It was very much this for me. I knew the hosting side of things because my second job as a programmer was at a small ISP that hosted custom websites. I got used to maintaining Linux web and email servers by hand over SSH. There were some common scripts, but for the most part the pattern was SSH into the server and make the changes you need to make. Most of my early startup career was like this. Closely working with hardware, the server installs, hosting configs as well as the code that actually powered things.

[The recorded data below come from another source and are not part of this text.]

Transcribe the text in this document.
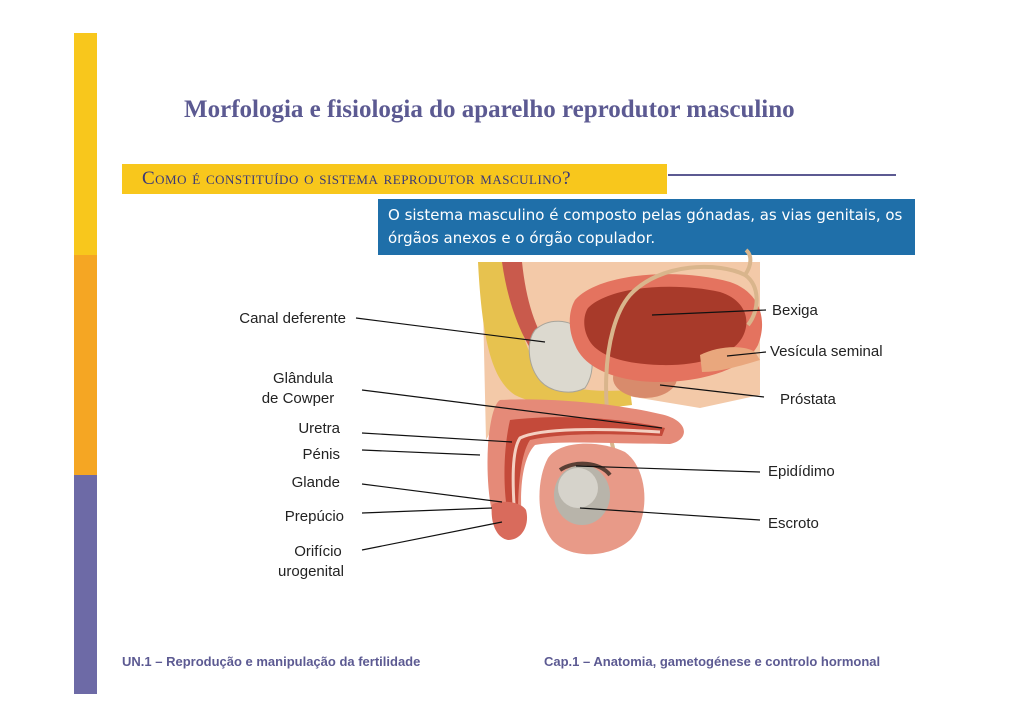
Morfologia e fisiologia do aparelho reprodutor masculino
Como é constituído o sistema reprodutor masculino?
O sistema masculino é composto pelas gónadas, as vias genitais, os órgãos anexos e o órgão copulador.
Canal deferente
Glândula
de Cowper
Uretra
Pénis
Glande
Prepúcio
Orifício
urogenital
Bexiga
Vesícula seminal
Próstata
Epidídimo
Escroto
UN.1 – Reprodução e manipulação da fertilidade	Cap.1 – Anatomia, gametogénese e controlo hormonal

Jump to my first "enterprise" job and suddenly I can't fix things anymore. I have to submit tickets to other teams to look at why the thing I built isn't running as expected. That, to me, was pure insanity. The sysadmins knew fuck all about my app and as far as I was concerned barely knew how to admin systems. I knew a lot more in my 20's after all. But the friction of not running what I wrote was absolutely real and one of the main killers of productivity versus my startup days.

I also have seen this from most of the "enterprise" companies that do "DevOps" when really they just mean they have a sysadmin team who uses modern tools and IaC. The same exact friction and issues exist between dev and ops as before DevOps days. Those companies are explicitly doing DevOps wrong. When you look at the troubleshooting steps during an incident, it's identical. Bring in the devs and the ops team so we can figure out what's going on. I do think startups are more likely to get DevOps right because they aren't trying to force it on the only mental model they seem to be able to understand.

I've also found that dev teams who run and maintain their own stacks are better about automatic failure recovery and overall more reliable solutions. Whether that's due to better alignment between the app code and the app stack during development or because the dev team is now the first call when things aren't working I'm not entirely sure. Likely a mix of both.